For all of the beauty on 86, there are ominous signs of great peril. The road is littered with little memorials from those that have been in accidents and lost their lives. I see as many as five in a one mile stretch. A little pink church, 2 feet tall, with a clear poly carbonate window on the front and a 22 ounce can of beer surrounded by photos and other trinkets inside, a ring of lava rocks painted white on the ground around it.
Horses graze freely on the side of the road. We stop when we see a coyote and it curiously approaches us before backing off. Birds of prey circle overhead.

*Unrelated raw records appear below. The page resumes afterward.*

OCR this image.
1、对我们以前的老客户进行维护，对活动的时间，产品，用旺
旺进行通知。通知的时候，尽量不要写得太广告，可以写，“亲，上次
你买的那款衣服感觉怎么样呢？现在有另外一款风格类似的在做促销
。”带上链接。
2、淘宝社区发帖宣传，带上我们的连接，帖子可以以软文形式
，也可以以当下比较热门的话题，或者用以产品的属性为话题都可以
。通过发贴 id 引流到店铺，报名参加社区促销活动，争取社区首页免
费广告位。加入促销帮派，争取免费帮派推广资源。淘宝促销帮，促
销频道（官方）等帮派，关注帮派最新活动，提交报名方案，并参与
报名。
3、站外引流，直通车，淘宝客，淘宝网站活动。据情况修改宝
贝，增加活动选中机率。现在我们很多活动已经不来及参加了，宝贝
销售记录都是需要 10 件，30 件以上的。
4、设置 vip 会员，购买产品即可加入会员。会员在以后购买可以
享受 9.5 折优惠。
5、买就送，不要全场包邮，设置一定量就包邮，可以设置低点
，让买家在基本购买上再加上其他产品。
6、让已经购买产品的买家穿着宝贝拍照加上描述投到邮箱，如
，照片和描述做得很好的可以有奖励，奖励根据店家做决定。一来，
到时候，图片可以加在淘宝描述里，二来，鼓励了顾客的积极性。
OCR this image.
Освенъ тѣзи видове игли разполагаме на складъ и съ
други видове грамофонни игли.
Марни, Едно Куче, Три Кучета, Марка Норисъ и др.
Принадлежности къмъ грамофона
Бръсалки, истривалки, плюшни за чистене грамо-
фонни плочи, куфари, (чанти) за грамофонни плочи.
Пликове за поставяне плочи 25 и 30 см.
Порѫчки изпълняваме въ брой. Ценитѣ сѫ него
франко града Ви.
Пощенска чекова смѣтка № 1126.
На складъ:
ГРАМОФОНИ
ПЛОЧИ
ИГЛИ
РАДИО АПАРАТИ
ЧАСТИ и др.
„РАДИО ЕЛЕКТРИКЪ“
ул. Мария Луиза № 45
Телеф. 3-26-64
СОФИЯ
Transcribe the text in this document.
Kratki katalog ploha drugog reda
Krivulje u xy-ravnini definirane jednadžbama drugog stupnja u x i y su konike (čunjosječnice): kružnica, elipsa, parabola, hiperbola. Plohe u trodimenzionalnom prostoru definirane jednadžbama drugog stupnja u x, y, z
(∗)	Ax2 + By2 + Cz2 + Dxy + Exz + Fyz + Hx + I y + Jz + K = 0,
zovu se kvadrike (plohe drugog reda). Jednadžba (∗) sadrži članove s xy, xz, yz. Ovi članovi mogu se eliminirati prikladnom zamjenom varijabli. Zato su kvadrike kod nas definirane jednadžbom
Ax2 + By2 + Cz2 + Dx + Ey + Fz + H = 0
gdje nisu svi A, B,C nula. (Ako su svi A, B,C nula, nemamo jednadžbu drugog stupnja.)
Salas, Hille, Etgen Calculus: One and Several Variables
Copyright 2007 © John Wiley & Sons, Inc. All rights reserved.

In the middle of the res is a small settlement called Sells. We pass through and stock up, then another night in the Desert. Theh next day we decide to push for Tucson. We get up early and are making great time. An old Army vet stops us in Three Points and bends our ears for close to an hour. Shortly after I get an inch and a half drywall screw in my tire. We finally roll into Tucson, to my old friend Jim’s place, around five.
You two are doing great! We met you in Hyder, AK and look at you now!
Thanks Bobbi and David. Refresh my memory, were you the two that gave us a tour of your camper?
Yes, Sophie saw the woodwork and wanted to see it, 43’ Class A. We were very glad to meet you both. You better hang on to her! Hard to find a travel companion with that kind of endurance!
“London Bridge is falling down” is part of a well-known English nursery rhyme. But, in general, there are some fine examples of British engineering. The stone-built London Bridge that preceded the one on show at Lake Havasu lasted 600 years. I challenge you to come up with a single stone-built US bridge that has lasted that long 😉
I was living in London around the time that the news broke that some American was buying the remarkably unremarkable London Bridge. Brits were incredulous until we learned that the purchaser thought he was buying the spectacular and iconic Tower Bridge, the bridge on all the postcards. As far as I know, there has never been a (British) postcard depicting London Bridge. The deal almost fell through when US partners in the venture realised they weren’t getting Tower Bridge. History has since been revised to claim that London Bridge had been the intended purchase all along. Londoners, smugly superior and a little anti-American, were happy to see London Bridge go. If it had been Tower Bridge, there would have been rioting in the streets.